Hypersensitivity and Immunological Disorders

Hypersensitivity is the pathological consequence that leads to the fatal host responses mediated by the immune system. It occurs when a pre-sensitized immune system of the host overreacts in response to an antigen.

Hyperactive immune system thus produces effector molecules that induce inflammatory responses, which is undesirable to the hosts.

P. G. H. Gell and R. R. A. Coombs classified hypersensitivity reactions into four types based on the reactions involved and mediators. They are type I or IgE-mediated hypersensitivity, type II or antibody-mediated hypersensitivity, type III or immune complex-mediated hypersensitivity, and type IV or delayed-type hypersensitivity. Among these four types, first three are categorized under humoral immune responses and the last one is under cell-mediated immune response. Types I, II, and III are also called immediate hypersensitivity due to their earlier onset.

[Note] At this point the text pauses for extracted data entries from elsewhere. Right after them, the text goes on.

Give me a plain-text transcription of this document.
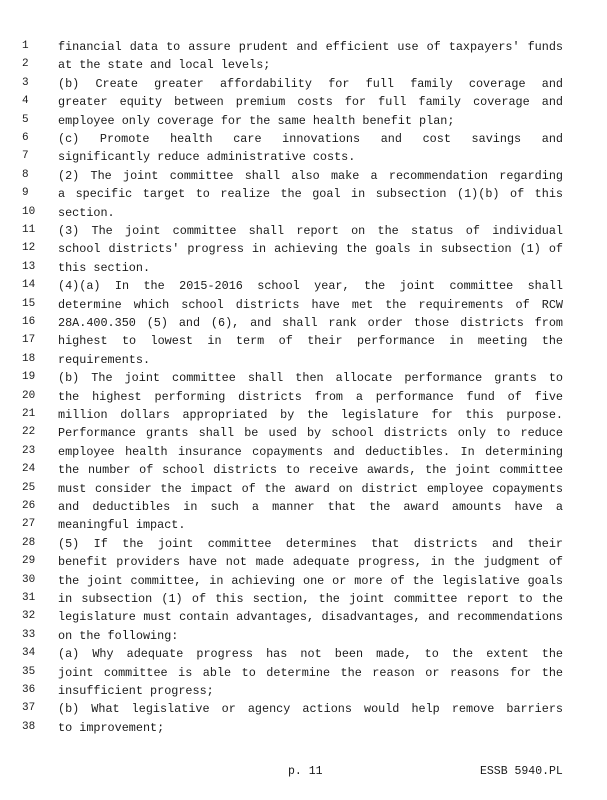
1	financial data to assure prudent and efficient use of taxpayers' funds
2	at the state and local levels;
3	(b) Create greater affordability for full family coverage and
4	greater equity between premium costs for full family coverage and
5	employee only coverage for the same health benefit plan;
6	(c) Promote health care innovations and cost savings and
7	significantly reduce administrative costs.
8	(2) The joint committee shall also make a recommendation regarding
9	a specific target to realize the goal in subsection (1)(b) of this
10	section.
11	(3) The joint committee shall report on the status of individual
12	school districts' progress in achieving the goals in subsection (1) of
13	this section.
14	(4)(a) In the 2015-2016 school year, the joint committee shall
15	determine which school districts have met the requirements of RCW
16	28A.400.350 (5) and (6), and shall rank order those districts from
17	highest to lowest in term of their performance in meeting the
18	requirements.
19	(b) The joint committee shall then allocate performance grants to
20	the highest performing districts from a performance fund of five
21	million dollars appropriated by the legislature for this purpose.
22	Performance grants shall be used by school districts only to reduce
23	employee health insurance copayments and deductibles. In determining
24	the number of school districts to receive awards, the joint committee
25	must consider the impact of the award on district employee copayments
26	and deductibles in such a manner that the award amounts have a
27	meaningful impact.
28	(5) If the joint committee determines that districts and their
29	benefit providers have not made adequate progress, in the judgment of
30	the joint committee, in achieving one or more of the legislative goals
31	in subsection (1) of this section, the joint committee report to the
32	legislature must contain advantages, disadvantages, and recommendations
33	on the following:
34	(a) Why adequate progress has not been made, to the extent the
35	joint committee is able to determine the reason or reasons for the
36	insufficient progress;
37	(b) What legislative or agency actions would help remove barriers
38	to improvement;
p. 11	ESSB 5940.PL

5.4.1 Type I or IgE-Mediated Hypersensitivity

Type I hypersensitivity reactions occur in response to some antigens called allergens that bind with IgE molecules. The allergen-IgE complexes thus produced attach with the mast cells or basophils to cause degranulation and release some inflammatory mediators. It can take 15-30 min from the time of exposure to the antigen. The allergens are of different types. They may be pollens of birch tree, rag seed, or rapeseed oil; drugs such as penicillin or salicylate; foods like nuts, eggs, or seafood; and insect products like bee venom and animal hair. Type I hypersensitivity reaction is mediated by IgE, which binds with the primary cellular components of type I hypersensitivity reactions of mast cell or basophil. The other cellular components such as platelets, neutrophils, and eosinophils help to amplify the reaction.

5.4.1.1 Mechanism of Type I Hypersensitivity Reaction

Production of IgE antibody: The initial response of type I hypersensitivity is similar humoral response, except the nature of antibody produced.

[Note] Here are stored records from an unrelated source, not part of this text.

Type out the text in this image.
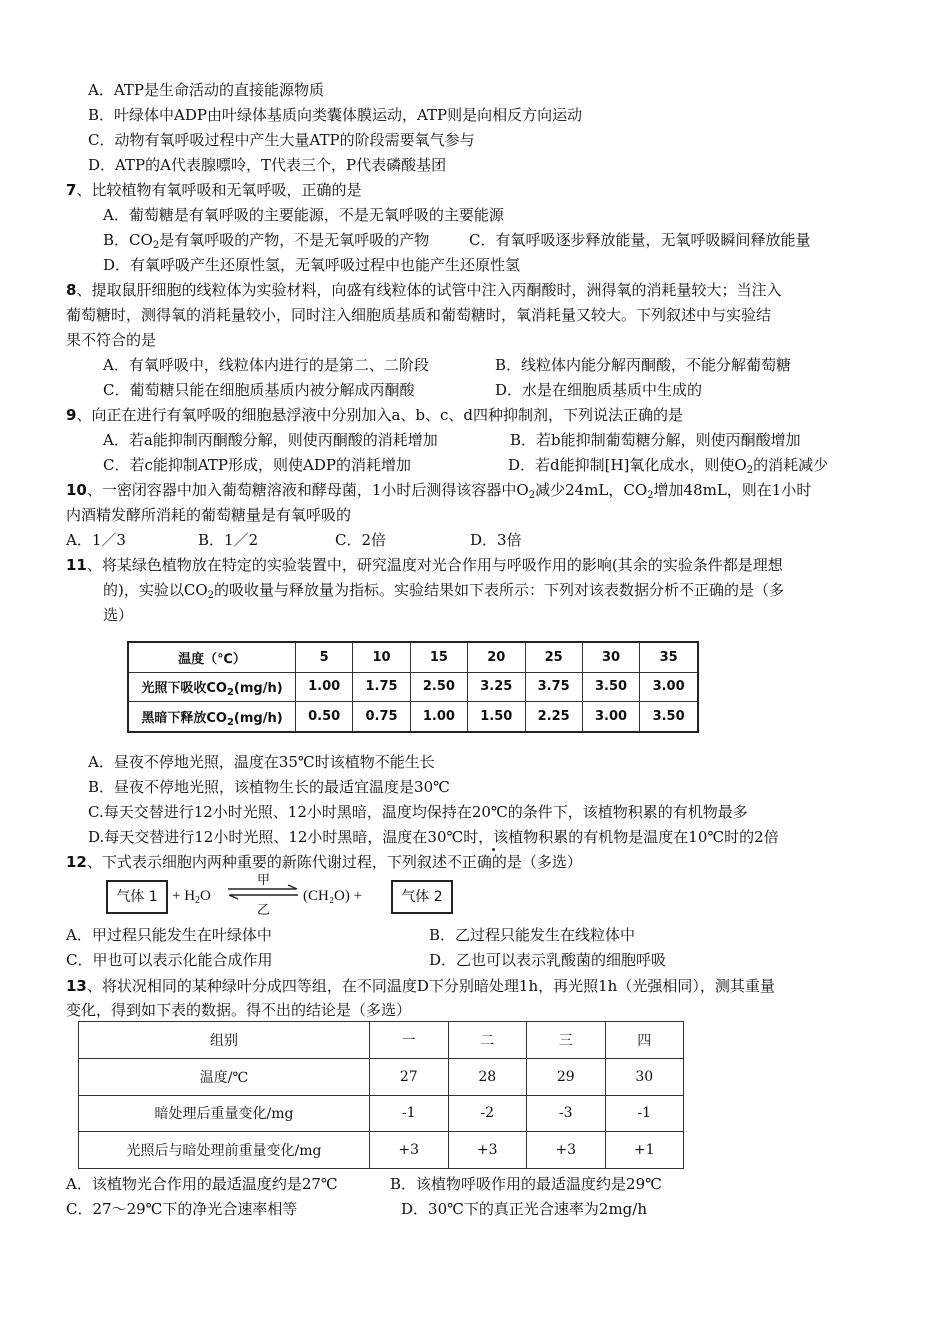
A．ATP是生命活动的直接能源物质
B．叶绿体中ADP由叶绿体基质向类囊体膜运动，ATP则是向相反方向运动
C．动物有氧呼吸过程中产生大量ATP的阶段需要氧气参与
D．ATP的A代表腺嘌呤，T代表三个，P代表磷酸基团
7、比较植物有氧呼吸和无氧呼吸，正确的是
A．葡萄糖是有氧呼吸的主要能源，不是无氧呼吸的主要能源
B．$CO_2$是有氧呼吸的产物，不是无氧呼吸的产物	C．有氧呼吸逐步释放能量，无氧呼吸瞬间释放能量
D．有氧呼吸产生还原性氢，无氧呼吸过程中也能产生还原性氢
8、提取鼠肝细胞的线粒体为实验材料，向盛有线粒体的试管中注入丙酮酸时，洲得氧的消耗量较大；当注入
葡萄糖时，测得氧的消耗量较小，同时注入细胞质基质和葡萄糖时，氧消耗量又较大。下列叙述中与实验结
果不符合的是
A．有氧呼吸中，线粒体内进行的是第二、二阶段	B．线粒体内能分解丙酮酸，不能分解葡萄糖
C．葡萄糖只能在细胞质基质内被分解成丙酮酸	D．水是在细胞质基质中生成的
9、向正在进行有氧呼吸的细胞悬浮液中分别加入a、b、c、d四种抑制剂，下列说法正确的是
A．若a能抑制丙酮酸分解，则使丙酮酸的消耗增加	B．若b能抑制葡萄糖分解，则使丙酮酸增加
C．若c能抑制ATP形成，则使ADP的消耗增加	D．若d能抑制[H]氧化成水，则使$O_2$的消耗减少
10、一密闭容器中加入葡萄糖溶液和酵母菌，1小时后测得该容器中$O_2$减少24mL，$CO_2$增加48mL，则在1小时
内酒精发酵所消耗的葡萄糖量是有氧呼吸的
A．1／3	B．1／2	C．2倍	D．3倍
11、将某绿色植物放在特定的实验装置中，研究温度对光合作用与呼吸作用的影响(其余的实验条件都是理想
的)，实验以$CO_2$的吸收量与释放量为指标。实验结果如下表所示：下列对该表数据分析不正确的是（多
选）
温度（℃）	5	10	15	20	25	30	35
光照下吸收$CO_2(mg/h)$	1.00	1.75	2.50	3.25	3.75	3.50	3.00
黑暗下释放$CO_2(mg/h)$	0.50	0.75	1.00	1.50	2.25	3.00	3.50
A．昼夜不停地光照，温度在35℃时该植物不能生长
B．昼夜不停地光照，该植物生长的最适宜温度是30℃
C.每天交替进行12小时光照、12小时黑暗，温度均保持在20℃的条件下，该植物积累的有机物最多
D.每天交替进行12小时光照、12小时黑暗，温度在30℃时，该植物积累的有机物是温度在10℃时的2倍
12、下式表示细胞内两种重要的新陈代谢过程，下列叙述不正确的是（多选）
气体 $1 + H_2O$
甲
乙
(CH₂O) +	气体 2
A．甲过程只能发生在叶绿体中	B．乙过程只能发生在线粒体中
C．甲也可以表示化能合成作用	D．乙也可以表示乳酸菌的细胞呼吸
13、将状况相同的某种绿叶分成四等组，在不同温度D下分别暗处理1h，再光照1h（光强相同），测其重量
变化，得到如下表的数据。得不出的结论是（多选）
组别	一	二	三	四
温度/℃	27	28	29	30
暗处理后重量变化/mg	-1	-2	-3	-1
光照后与暗处理前重量变化/mg	+3	+3	+3	+1
A．该植物光合作用的最适温度约是27℃	B．该植物呼吸作用的最适温度约是29℃
C．27～29℃下的净光合速率相等	D．30℃下的真正光合速率为2mg/h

In exposure to normal antigens, IgG or IgM is produced, but in response to allergens, IgE is produced.

Sensitization: The IgE antibody thus produced binds with FcRI receptors present in mast cells or basophils and sensitizes them. It is also called pre-sensitization of immune system against the particular allergen.

Shocking dose of antigen: The second exposure of the allergens is called shocking dose. During the second exposure, the allergens bind with Fab region of IgE molecules attached on the surface of mast cells or basophils during the pre-sensitization stage.

Activation and degranulation of mast cell: Binding of allergens to IgE antibody causes the activation of mast cells or basophils through intracellular signaling cascade by phosphorylation, adenylation, and methylation. The activated mast cells undergo degranulation and release certain pharmacologically active substances of various functions detailed in Table 5.12.

5.4.1.2 AnaphylacticReactions

Pharmacologically active substances released from mast cells cause vasodilation, smooth muscle contraction, mucus production, and sneezing that leads to allergic response either localized or systemic.

5.4.1.3 Examples of Type I Hypersensitivity Reactions

The manifestation of type I hypersensitivity reactions could be either localized or systemic. The generalized type I hypersensitivity leads to systemic anaphylaxis (anaphylactic shock) with a short period of time after the exposure of the allergens. Lung is the primary target organ for most of the domestic animals, but in dogs, the liver is mostly affected. The clinical signs include excitement, pruritus, salivation, vomiting, dyspnea, convulsions, or even death. The localized type I hypersensitivity includes allergic rhinitis, asthma, allergic enteritis, and atopic dermatitis.

5.4.2 Type II or Antibody-Mediated Hypersensitivity

In this reaction, the antibodies (IgG or IgM) induced against cellular antigens and this antibody-mediated immune reaction lead to cellular damage by either of the three mechanisms.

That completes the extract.